Une pétition à été lancée dans ce sens et a recueilli 400 signatures. Guillaume Girard l'a présentée à la présidente de Région, Carole Delga, et à Jean-Luc Gibelin, vice-président aux Transports, qui a assuré le lien avec la SNCF. Un rendez-vous a été fixé en fin de semaine prochaine. 

On attend beaucoup de cette réunion. J’espère que la SNCF va nous présenter des horaires aménagés afin que les enfants puissent aller et venir au collège de manière sereine, et que les parents et la communauté éducative du collège soient rassurés de laisser partir les enfants.
- Guillaume Girard

Cette initiative est également soutenue par Roger Garrido, qui la trouve absolument nécessaire. "Vous rendez-vous compte qu'encore aujourd’hui, alors qu’il n’y a pas de train qui circule, il y a des enfants dont les parents les amènent en voiture, et qui ne prennent pas le bus?", raconte le maire de Saint-Féliu-d'Avall, qui prévient que si les travaux ne sont pas faits et les horaires des trains pas décalés, les élus "passeront à l'action".

Une proposition de loi pour sécuriser les passages à niveau

En effet, l'enquête du BEA-TT, qui a déterminé les circonstances techniques du drame, préconise un élargissement des carrefours de part et d'autre du passage à niveau n°25 pour des raisons de sécurité. 

Le rapport prouve que le bus peu facilement monter sur le trottoir dans son virage, ce qui oblige le chauffeur à regarder dans ses rétroviseurs pour contrôler sa trajectoire et ne pas mordre sur le haricot, et il suffit d'un moment pour se retrouver sur le passage à niveau, que la barrière s’abaisse et voilà.
- Roger Garrido

 

L'association "À la mémoire de nos anges", qui regroupe trente familles de victimes, fait également bouger les choses au niveau national. Elle a notamment obtenu l'assurance de la députée des Pyrénées-Orientales, Laurence Gayte (LREM), qu'un rapport soit dressé au niveau accidentogène tous les six mois sur les passages à niveau en France.

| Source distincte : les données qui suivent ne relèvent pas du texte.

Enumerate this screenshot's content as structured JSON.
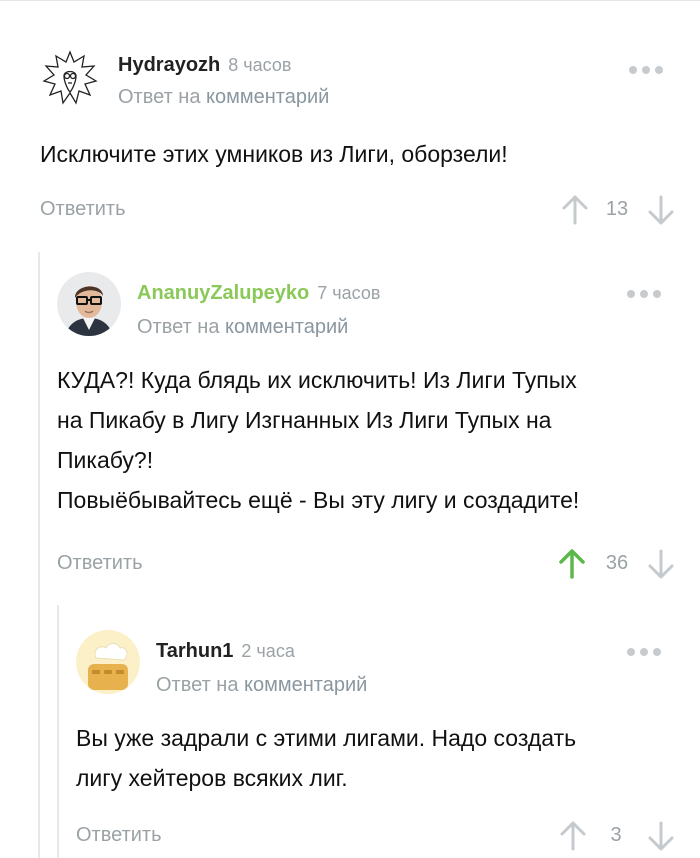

C’est impossible d’oublier, on ne vit même plus, on survit, après un drame comme celui-là. Mais l’important, c’est de prendre de la hauteur, et de voir ce qu’il n’a pas fonctionné, d’aller au bout des choses. Mon rôle, c’est de témoigner de ce qui nous est arrivé pour que ça ne se reproduisent plus sur aucun passage à niveau.
Fabien Bourgeonnier, président de "À la mémoire de nos anges"

Fabien Bourgeonnier a également établi contact avec le sénateur Jean Sol (LR) afin de faire en sorte qu'une proposition de loi de sécurisation des passsages à niveau soit faite. Ce texte préconise, selon le président de l'association, de "mettre des radars sur les passages à niveau et d'installer un système GPS dans les cars pour indiquer la présence ou non d’un train".

Au-delà de la prévention d'autres accidents, le procès de l'affaire, dont la date n'a pas encore été fixée, reste très attendu par les habitants, qui espèrent que peut-être, enfin, des réponses définitives leurs soient données.